Der Gemeinderat nimmt den Bericht zur Kenntnis und beauftragt die Verwaltung mit zwei Aufgaben: Sie soll mit Land und Bund die wirtschaftlichen Rahmenbedingungen des Konzepts klären. Parallel dazu soll die Verwaltung die Umsetzungsbedingungen konkretisieren, insbesondere im Hinblick auf eine mögliche Verlegung des Freiburger Verkehrslandeplatzes nach Lahr.
Freiburg unterstützt die Idee einer Verlegung, da der eigene Flugplatz in kernstadtnaher Lage liegt und nur bei Sichtflugbedingungen nutzbar ist. Das Gelände könnte für städtische Entwicklungsziele – Ausbau einer Universitätsfakultät und Messeerweiterung – genutzt werden. Die Freiburger Flugschule Harter ist bereits Gesellschafter der Flugplatz Lahr GmbH.
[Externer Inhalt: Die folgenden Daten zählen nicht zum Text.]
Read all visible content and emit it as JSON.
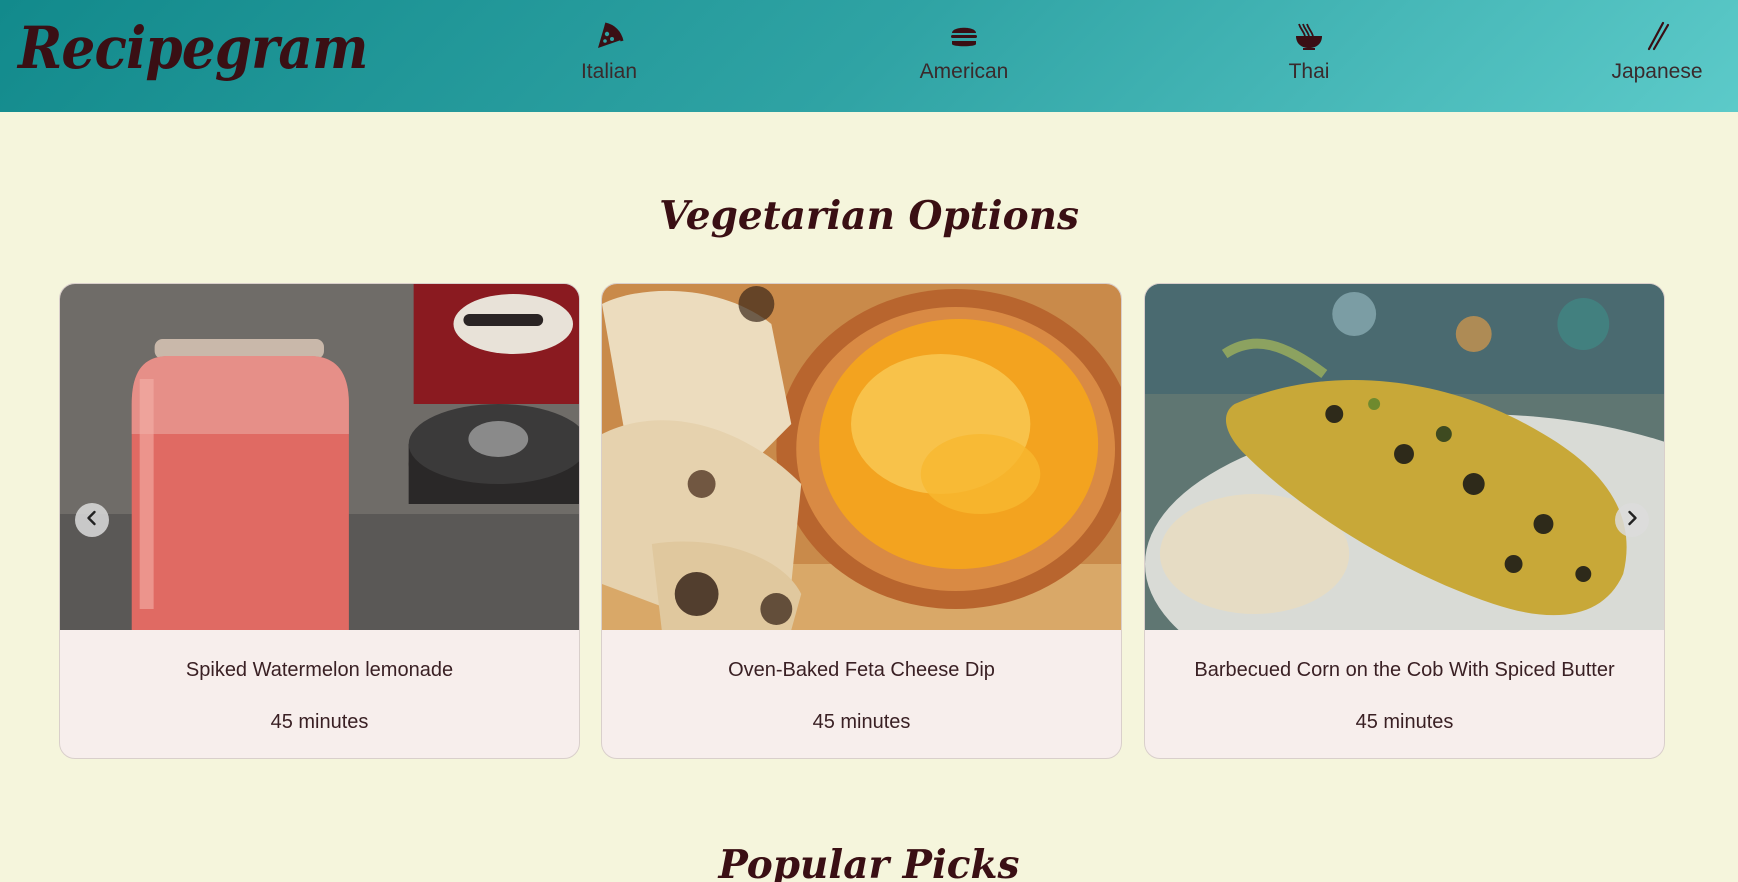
{
  "brand": {
    "logo": "Recipegram"
  },
  "nav": {
    "items": [
      {
        "label": "Italian",
        "icon": "pizza-icon"
      },
      {
        "label": "American",
        "icon": "burger-icon"
      },
      {
        "label": "Thai",
        "icon": "noodle-bowl-icon"
      },
      {
        "label": "Japanese",
        "icon": "chopsticks-icon"
      }
    ]
  },
  "sections": {
    "vegetarian": {
      "title": "Vegetarian Options",
      "cards": [
        {
          "title": "Spiked Watermelon lemonade",
          "time": "45 minutes"
        },
        {
          "title": "Oven-Baked Feta Cheese Dip",
          "time": "45 minutes"
        },
        {
          "title": "Barbecued Corn on the Cob With Spiced Butter",
          "time": "45 minutes"
        }
      ]
    },
    "popular": {
      "title": "Popular Picks"
    }
  },
  "carousel": {
    "prev_icon": "chevron-left-icon",
    "next_icon": "chevron-right-icon"
  },
  "colors": {
    "header_start": "#128a8c",
    "header_end": "#5ccac9",
    "page_bg": "#f5f5dc",
    "brand_text": "#3a0f14",
    "card_bg": "#f7eeec"
  }
}
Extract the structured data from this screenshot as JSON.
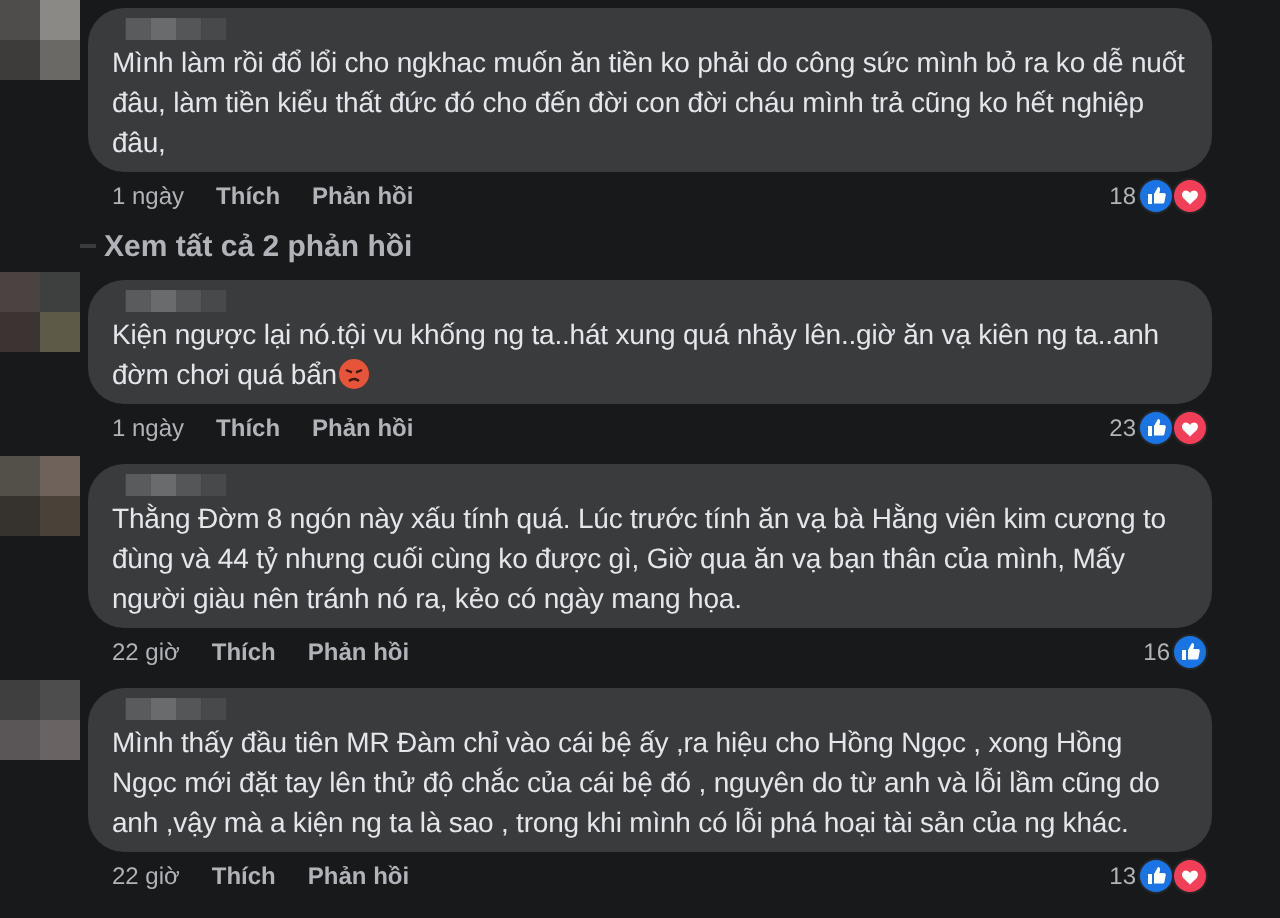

Das geplante Konzept sieht einen Verkehrslandeplatz mit elektronischer Landehilfe vor, um sichere Flüge auch bei schlechtem Wetter und nach Sonnenuntergang zu ermöglichen. Flugzeuge sollen auf maximal 20 Tonnen begrenzt, Betriebszeiten auf 6 bis 22 Uhr beschränkt sein. Nachtflüge sind grundsätzlich verboten. Die Betreibergesellschaft würde sich aus den Städten Lahr (35%), Freiburg (35%), Offenburg (20%) und der Wirtschaft (10%) zusammensetzen.
Die Beratung erfolgt in mehreren Gremien: Bauausschuss (23. März 1994), Verkehrs- und Finanzausschuss (11. April 1994) und abschließend der Gemeinderat (12. April 1994).